M. ORLANDO: J'accepte en principe, quoiqu'il n'en ait pas été fait mention dans les conditions de l'armistice avec l'Autriche.

L'addition "Réparations des dommages" est alors adoptée. M. Klotz propose de mettre en tête de cette addition les mots: "Sous réserve de toutes revendications et restaurations ultérieures de la part des Alliés et des Etats-Unis." Il est ainsi décidé.

If I were at liberty to publish the official report of the doings of the Conference while the various peace treaties were being prepared, as MM. Poincaré and Tardieu have published secret acts, it would be seen that the proceedings were very much the same in every case. Meanwhile we may confine ourselves to an examination of the report as given by M. Tardieu.

The question of reparation of damages was not a condition of the armistice. It had not been accepted. Clemenceau brings the question up again solely in homage to French public opinion. The suggestion is to write in simply the three words: Reparation of damages. It is true that these three words determine a policy, and that there is no mention of it in the claims of the Entente, in the fourteen points of President Wilson, or in the armistice between Italy and Austria-Hungary. In his fourteen points Wilson confined himself, in the matter of damages, to the following claims: (1) Reconstruction of Belgium, (2) Reconstruction of French territory invaded, (3) Reparation for territory invaded in Serbia, Montenegro and Rumania. There is no other claim or statement in the fourteen points. On the other hand the pronouncement, "Réparation des dommages," included, as in fact was afterwards included, any claim for damage by land or sea.

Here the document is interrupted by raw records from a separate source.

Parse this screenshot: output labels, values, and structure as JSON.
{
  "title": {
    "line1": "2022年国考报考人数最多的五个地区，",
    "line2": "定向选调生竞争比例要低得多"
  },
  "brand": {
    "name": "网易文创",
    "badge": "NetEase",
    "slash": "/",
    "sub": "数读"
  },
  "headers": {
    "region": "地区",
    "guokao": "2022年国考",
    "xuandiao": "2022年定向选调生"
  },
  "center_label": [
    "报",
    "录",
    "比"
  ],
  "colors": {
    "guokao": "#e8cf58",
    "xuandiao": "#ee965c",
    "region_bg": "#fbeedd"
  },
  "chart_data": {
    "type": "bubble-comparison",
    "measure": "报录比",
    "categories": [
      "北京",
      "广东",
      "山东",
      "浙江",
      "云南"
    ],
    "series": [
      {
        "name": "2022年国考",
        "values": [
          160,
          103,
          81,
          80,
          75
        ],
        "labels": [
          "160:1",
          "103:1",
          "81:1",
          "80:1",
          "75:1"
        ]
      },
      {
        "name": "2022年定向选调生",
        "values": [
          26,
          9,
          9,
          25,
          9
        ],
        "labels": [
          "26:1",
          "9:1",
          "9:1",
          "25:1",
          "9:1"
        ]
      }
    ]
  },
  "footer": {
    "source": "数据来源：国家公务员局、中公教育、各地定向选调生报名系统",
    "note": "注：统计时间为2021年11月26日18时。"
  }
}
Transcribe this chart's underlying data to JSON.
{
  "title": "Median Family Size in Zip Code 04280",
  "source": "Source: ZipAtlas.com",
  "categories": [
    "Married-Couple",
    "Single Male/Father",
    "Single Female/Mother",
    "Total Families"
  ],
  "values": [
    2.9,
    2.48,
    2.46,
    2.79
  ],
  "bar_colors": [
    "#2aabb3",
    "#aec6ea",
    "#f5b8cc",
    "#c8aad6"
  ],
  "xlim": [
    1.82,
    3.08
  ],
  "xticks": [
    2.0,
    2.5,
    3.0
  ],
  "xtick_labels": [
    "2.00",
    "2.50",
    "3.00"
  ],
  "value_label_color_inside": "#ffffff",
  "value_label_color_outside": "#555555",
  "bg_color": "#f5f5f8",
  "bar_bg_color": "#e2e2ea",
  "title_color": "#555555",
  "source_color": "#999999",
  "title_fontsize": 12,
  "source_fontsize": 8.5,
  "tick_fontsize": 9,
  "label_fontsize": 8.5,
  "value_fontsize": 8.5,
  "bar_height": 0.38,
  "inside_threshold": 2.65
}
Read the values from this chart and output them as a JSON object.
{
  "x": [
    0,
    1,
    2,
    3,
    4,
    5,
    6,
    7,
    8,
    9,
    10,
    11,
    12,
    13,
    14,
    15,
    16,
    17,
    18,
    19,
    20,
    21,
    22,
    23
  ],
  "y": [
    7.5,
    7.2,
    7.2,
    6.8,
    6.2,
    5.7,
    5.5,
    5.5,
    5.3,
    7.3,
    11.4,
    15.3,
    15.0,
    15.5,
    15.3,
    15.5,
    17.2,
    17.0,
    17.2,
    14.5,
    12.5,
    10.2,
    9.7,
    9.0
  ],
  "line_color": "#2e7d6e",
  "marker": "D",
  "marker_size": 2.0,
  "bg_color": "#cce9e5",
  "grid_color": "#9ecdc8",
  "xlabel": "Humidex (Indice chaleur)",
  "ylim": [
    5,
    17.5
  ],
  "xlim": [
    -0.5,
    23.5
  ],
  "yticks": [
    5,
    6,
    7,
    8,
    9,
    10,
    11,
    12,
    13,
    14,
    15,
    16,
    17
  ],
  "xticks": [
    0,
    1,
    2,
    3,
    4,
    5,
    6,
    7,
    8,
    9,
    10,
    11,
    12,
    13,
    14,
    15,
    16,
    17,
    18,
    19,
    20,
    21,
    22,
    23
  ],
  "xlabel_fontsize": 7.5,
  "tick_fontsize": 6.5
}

The representatives of Belgium, Italy and Great Britain remark that it is a condition of peace, not of armistice. But Clemenceau makes it a question of regard and consideration for France. France would not understand there being no mention of it; there was no desire to define anything, only just to mention it, and in three simple words. "I ask you," says Clemenceau, "to put yourselves into the spirit of the people of France." At once the British representative notes the necessity of a clear statement regarding reparations for losses at sea through submarines and mines; and all, the Serbian, the Belgian and, last of all, the Italian, at once call attention to their own damages. Mr. House, not realizing the wide and serious nature of the claim, says that it is an important question for all, while America had already stated, in the words of the President of the Republic, that it renounced all indemnity of any nature whatsoever.

So was established, quite incidentally, the principle of indemnity for damages which gave the treaty a complete turn away from the spirit of the pronouncements by the Entente and the United States. Equally incidentally were established all the declarations in the treaty, the purpose of which is not easy to understand except in so far as it is seen in the economic results which may accrue.

Article 231 of the Treaty of Versailles states that the allied and associated governments affirm, and Germany accepts, the responsibility of Germany and her allies for causing all the loss and damage to which the allied and associated governments and their peoples have been subjected as a consequence of the War imposed on them by the aggression of Germany and her allies.

Article 177 of the Treaty of Saint-Germain-en-Laye states in the same way that the allied and associated governments affirm, and Austria-Hungary accepts, the responsibility of Austria and her allies, etc.

This article is common to all the treaties, and it would have no more than historic and philosophic interest if it were not followed by another article in which the allied and associated governments recognize that the resources of Germany (and of Austria-Hungary, etc.) are not adequate, after taking into account permanent diminutions of such resources which will result from other provisions of the present treaty, to make complete reparation for all such loss and damage. The allied and associated governments, however, require, and Germany undertakes, that she will make compensation for all damage done to the civilian population of the allied and associated powers and to their property during the period of the belligerency of each as an allied or associated power against Germany by such aggression by land, by sea and from the air, and in general all damage as defined in the treaty, comprising many of the burdens of war (war pensions and compensations to soldiers and their families, cost of assistance to families of those mobilized during the War, etc.).

There is nothing more useless, indeed more stupid, than to take your enemy by the throat after you have beaten him and force him to declare that all the wrong was on his side. The declaration is of no use whatever, either to the conqueror, because no importance can be attributed to an admission extorted by force; or to the conquered, because he knows that there is no moral significance in being forced to state what one does not believe; or for third parties, because they are well aware of the circumstances under which the declaration was made. It is possible that President Wilson wanted to establish a moral reason—I do not like to say a moral alibi—for accepting, as he was constrained by necessity to accept, all those conditions which were the negation of what he had solemnly laid down, the moral pledge of his people, of the American democracy.